Si deve ritenere, richiamando anche la risalente ma non superata giurisprudenza di questa Corte, che la nullità colpisca qualsiasi pattuizione che comporti per il venditore un esborso superiore al prezzo “stipulato”, e in primis la pattuizione relativa al pagamento di interessi sul prezzo stesso (Cass., sez. 3^, sentenza n. 1113 del 1972). La pattuizione di interessi sul prezzo non può ritenersi consentita neppure a titolo compensativo di utilità che il venditore abbia potuto trarre in ragione di particolari accordi – come nella specie avvenuto, con la previsione della riserva di usufrutto – poichè tali utilità, e i simmetrici oneri per la controparte, in quanto esulano dalla specifica disciplina dei rimborsi ex art. 1502 c.c., devono essere “scontati” nel prezzo che le parti hanno fissato nel contratto, in considerazione del concreto atteggiarsi del rapporto contrattuale e dell’aleatorietà che connota la previsione del riscatto. Si deve cioè ipotizzare, secondo un criterio di ragionevolezza, che alla maggiore utilità per il venditore, collegata per esempio alla riserva di usufrutto, corrisponderà un prezzo di vendita inferiore a quello che sarebbe stato fissato se l’immobile fosse passato subito nella disponibilità del compratore.
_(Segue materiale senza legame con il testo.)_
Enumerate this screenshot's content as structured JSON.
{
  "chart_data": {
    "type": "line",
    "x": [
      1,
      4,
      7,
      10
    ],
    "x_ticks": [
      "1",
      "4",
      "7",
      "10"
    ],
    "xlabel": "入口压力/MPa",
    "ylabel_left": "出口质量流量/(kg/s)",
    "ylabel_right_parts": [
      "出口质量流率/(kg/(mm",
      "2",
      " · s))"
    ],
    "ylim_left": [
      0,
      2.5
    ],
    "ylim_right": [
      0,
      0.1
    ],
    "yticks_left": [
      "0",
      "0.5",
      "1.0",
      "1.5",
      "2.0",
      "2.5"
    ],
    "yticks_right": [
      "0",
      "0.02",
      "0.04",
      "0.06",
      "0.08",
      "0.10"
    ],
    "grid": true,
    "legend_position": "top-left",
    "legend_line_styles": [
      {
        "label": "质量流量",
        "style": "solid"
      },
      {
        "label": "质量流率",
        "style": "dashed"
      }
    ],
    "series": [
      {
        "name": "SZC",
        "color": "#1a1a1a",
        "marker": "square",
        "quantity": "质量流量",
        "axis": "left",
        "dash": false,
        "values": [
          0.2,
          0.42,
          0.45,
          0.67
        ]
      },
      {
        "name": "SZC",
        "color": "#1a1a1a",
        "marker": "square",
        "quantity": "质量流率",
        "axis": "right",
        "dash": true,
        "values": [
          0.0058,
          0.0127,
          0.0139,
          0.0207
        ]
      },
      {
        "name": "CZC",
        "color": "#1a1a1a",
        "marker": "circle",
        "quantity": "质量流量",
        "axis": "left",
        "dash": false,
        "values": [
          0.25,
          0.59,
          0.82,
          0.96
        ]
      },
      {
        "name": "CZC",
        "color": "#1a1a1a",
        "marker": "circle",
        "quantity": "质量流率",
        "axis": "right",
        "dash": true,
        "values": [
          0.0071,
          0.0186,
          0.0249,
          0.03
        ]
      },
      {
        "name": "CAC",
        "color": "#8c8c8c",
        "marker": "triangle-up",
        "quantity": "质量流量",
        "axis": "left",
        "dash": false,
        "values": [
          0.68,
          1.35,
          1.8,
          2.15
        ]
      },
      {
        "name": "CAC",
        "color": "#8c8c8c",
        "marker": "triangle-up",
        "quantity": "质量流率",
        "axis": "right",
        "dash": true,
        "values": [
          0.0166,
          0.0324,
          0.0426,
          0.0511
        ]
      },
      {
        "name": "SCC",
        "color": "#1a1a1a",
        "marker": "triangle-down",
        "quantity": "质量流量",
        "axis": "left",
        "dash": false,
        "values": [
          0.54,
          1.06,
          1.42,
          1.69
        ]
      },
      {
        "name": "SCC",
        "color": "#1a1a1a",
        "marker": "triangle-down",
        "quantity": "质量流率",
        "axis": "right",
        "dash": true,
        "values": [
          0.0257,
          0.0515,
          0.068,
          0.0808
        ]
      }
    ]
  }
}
  1. – L’accoglimento del ricorso principale impone l’esame del ricorso incidentale condizionato, che consta di tre motivi.

6.1. – Con il primo motivo è dedotta violazione degli artt. 100 e 112 c.p.c., e si contesta l’omessa pronuncia sul motivo di appello incidentale con cui si ribadiva l’eccezione di carenza di legittimazione passiva di P.L., sul rilievo che nessuna domanda era stata formulata dall’attore K. nei confronti di P..
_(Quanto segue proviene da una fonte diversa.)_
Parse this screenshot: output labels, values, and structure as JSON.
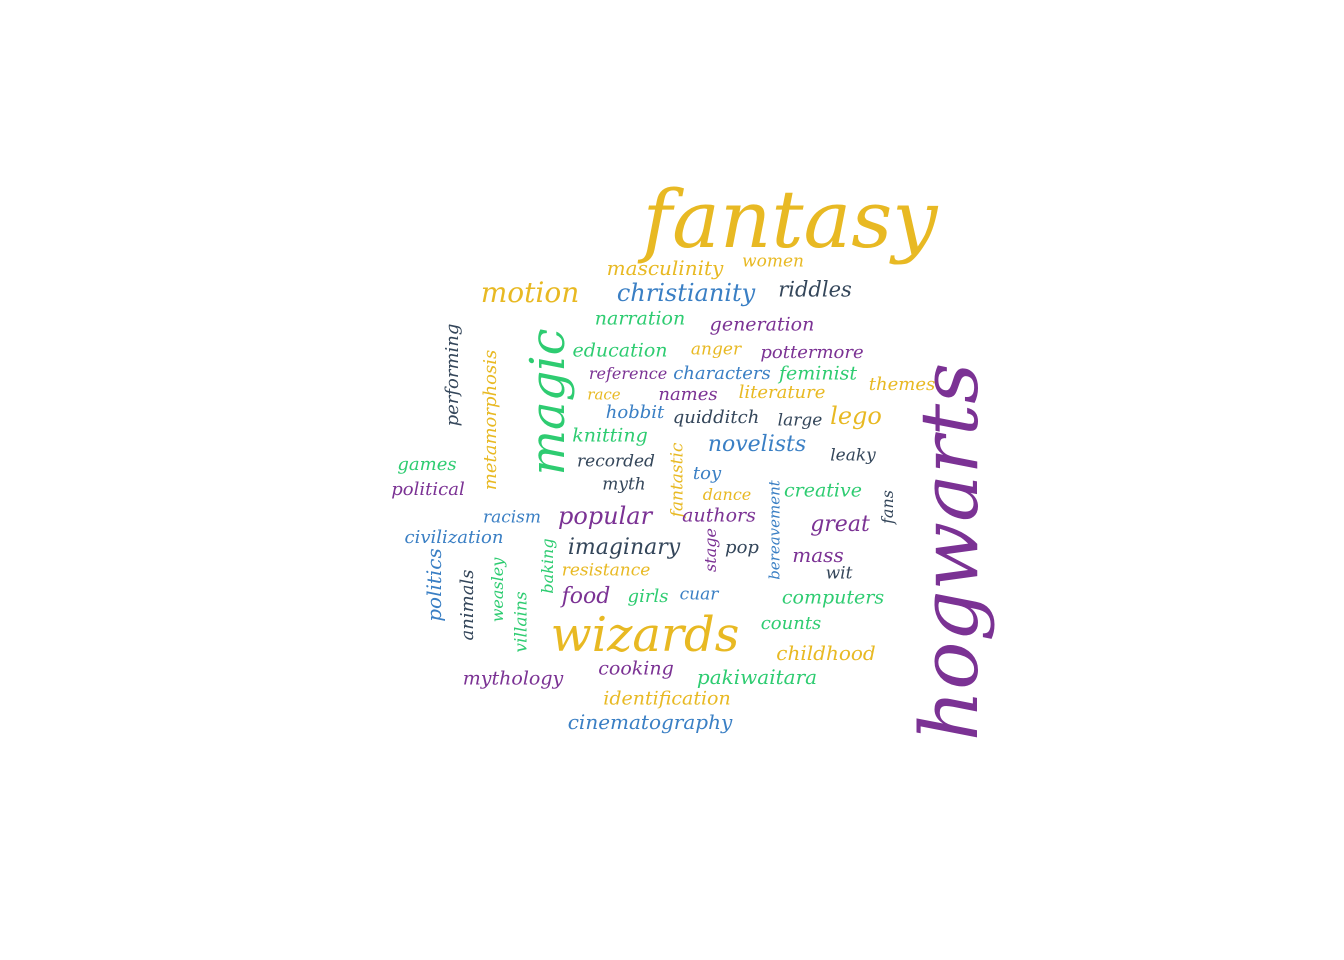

6.2. – Con il secondo e con il terzo motivo è dedotta violazione dell’art. 91 c.p.c., e vizio di motivazione, e si contesta la compensazione delle spese processuali, pronunciata anche in riferimento alla posizione di P.L., che risultava carente di legittimazione passiva.

6.3. – La doglianza prospettata con il primo motivo è infondata.

6.3.1. – La Corte d’appello ha ricostruito la vicenda processuale dando atto che K.F. aveva proposto domanda di accertamento della nullità del contratto di compravendita nei confronti dei coniugi P.- B., assumendo il diretto coinvolgimento di P.L. nella complessa operazione di finanziamento a garanzia della quale sarebbe stato stipulato il contratto che vedeva come parte acquirente soltanto la sig.ra B.. La Corte d’appello ha recepito tale ricostruzione – pur avendola ritenuta carente sotto il profilo probatorio – e pertanto ha chiaramente, seppur implicitamente, rigettato l’eccezione di carenza di legittimazione passiva.

6.3.2. – Le doglianze concernenti la regolamentazione delle spese processuali rimangono assorbite nell’accoglimento del quinto motivo del ricorso principale, per effetto del quale la sentenza d’appello è cassata con rinvio, al giudice indicato in dispositivo, che provvederà ad applicare il principio di diritto secondo cui, “nella vendita con patto di riscatto, la nullità prevista dall’art. 1500 c.c., comma 2, colpisce – per l’eccedenza – qualsiasi pattuizione che comporti per il venditore un esborso superiore al prezzo stipulato”.

Lo stesso giudice provvederà anche a liquidare le spese del presente giudizio.

 

P.Q.M.

 

La Corte accoglie il quinto motivo del ricorso principale, rigettati i primi quattro motivi e il primo motivo del ricorso incidentale condizionato, assorbiti i rimanenti, cassa la sentenza impugnata in relazione al motivo accolto e rinvia, anche per le spese del presente giudizio, alla Corte d’appello di Trento, in diversa composizione.

Così deciso in Roma, nella Camera di Consiglio della Sezione Seconda Civile della Corte Suprema di Cassazione, il 12 gennaio 2016.